Yanyan Wu is an innovative technology leader who had years of engineering design, R&D management, product portfolio management, and software development experience before shifting to data science world. She holds a Ph.D. in mechanical engineering from Arizona State University and an MBA from Kelly business school at Indiana University. She authored/co-authored 12 US and international patents on industrial design and manufacturing technologies as well as on data analytics. She led the teams in GE and Halliburton before joining the energy division of Verisk as VP of data and data system. She had the passion on big data analytics and 2D,3D data visualization, VR/AR technologies, CAD design. She enjoyed working with top talents to advance big data analytics technologies and to apply them on solving impactful business problems to save the cost and improve efficiency.
May 27, 2021 11:00 AM PT
Data completeness is key for building any machine learning and deep learning model. The reality is that outliers and nulls widely exist in the data. The traditional methods of using fixed values or statistical metrics (min, max and mean) does not consider the relationship and patterns within the data. Most time it offers poor accuracy and would introduce additional outliers. Also, given our large data size, the computation is an extremely time-consuming process and a lot of time it could be constrained by the limited resource on local computer.

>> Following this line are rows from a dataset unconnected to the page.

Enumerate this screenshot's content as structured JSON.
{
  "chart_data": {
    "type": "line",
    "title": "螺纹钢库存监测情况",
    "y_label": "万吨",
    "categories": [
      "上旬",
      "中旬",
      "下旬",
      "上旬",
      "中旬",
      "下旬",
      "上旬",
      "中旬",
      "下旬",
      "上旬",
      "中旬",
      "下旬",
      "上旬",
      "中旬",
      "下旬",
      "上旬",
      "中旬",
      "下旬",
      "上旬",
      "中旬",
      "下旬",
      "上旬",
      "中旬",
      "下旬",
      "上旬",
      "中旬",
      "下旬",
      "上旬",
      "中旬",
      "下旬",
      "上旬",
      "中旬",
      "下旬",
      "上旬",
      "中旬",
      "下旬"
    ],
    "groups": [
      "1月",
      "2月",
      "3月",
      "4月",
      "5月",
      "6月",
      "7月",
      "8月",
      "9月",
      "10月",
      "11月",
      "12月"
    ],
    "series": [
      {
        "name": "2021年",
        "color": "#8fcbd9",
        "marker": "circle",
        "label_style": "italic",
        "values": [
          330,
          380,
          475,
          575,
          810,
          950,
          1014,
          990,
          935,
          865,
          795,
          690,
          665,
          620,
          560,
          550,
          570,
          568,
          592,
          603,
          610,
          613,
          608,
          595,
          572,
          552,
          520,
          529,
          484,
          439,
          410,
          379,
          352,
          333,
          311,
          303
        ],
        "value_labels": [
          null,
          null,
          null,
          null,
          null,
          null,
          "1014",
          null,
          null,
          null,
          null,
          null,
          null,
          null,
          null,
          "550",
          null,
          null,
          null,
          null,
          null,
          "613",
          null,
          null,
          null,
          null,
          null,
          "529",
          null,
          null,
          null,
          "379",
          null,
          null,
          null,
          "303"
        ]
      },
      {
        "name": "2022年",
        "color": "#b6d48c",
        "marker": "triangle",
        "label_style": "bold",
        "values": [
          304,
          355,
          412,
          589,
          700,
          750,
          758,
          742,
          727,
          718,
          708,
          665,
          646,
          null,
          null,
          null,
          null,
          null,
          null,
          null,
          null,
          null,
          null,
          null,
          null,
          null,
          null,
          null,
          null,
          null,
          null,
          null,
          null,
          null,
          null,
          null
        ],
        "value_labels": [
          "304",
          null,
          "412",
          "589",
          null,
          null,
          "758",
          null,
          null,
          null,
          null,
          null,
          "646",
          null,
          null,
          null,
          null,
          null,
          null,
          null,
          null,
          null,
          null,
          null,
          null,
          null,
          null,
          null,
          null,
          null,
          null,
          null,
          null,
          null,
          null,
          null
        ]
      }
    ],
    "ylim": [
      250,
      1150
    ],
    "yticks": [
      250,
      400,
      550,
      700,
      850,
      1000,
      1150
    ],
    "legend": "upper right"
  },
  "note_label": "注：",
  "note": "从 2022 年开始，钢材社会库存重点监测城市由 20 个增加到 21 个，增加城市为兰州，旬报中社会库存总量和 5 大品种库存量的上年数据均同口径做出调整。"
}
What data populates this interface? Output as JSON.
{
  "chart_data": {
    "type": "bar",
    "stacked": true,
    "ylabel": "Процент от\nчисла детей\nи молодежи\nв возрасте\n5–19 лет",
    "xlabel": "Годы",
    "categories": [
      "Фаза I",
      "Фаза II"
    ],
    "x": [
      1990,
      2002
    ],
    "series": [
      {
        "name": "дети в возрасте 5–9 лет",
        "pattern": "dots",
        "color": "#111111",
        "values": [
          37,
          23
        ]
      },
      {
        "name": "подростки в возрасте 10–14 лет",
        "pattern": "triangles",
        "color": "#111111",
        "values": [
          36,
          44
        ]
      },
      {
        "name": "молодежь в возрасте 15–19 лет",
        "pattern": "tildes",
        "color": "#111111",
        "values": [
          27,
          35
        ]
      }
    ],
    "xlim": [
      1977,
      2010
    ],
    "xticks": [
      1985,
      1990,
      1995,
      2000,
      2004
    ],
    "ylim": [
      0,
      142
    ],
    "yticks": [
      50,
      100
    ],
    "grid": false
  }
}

To address those issues, we have developed a new approach that will first leverage the similarity within our data points based on the nature of data source then using a collaborative AI model to fill null values and correct outliers.
In this talk, we will walk through the way we use a distributed framework to partition data by KDB tree for neighbor discovery and a collaborative filtering AI technology to fill the missing values and correct outliers. In addition, we will demonstrate how we reply on delta lake and MLflow for data and model management.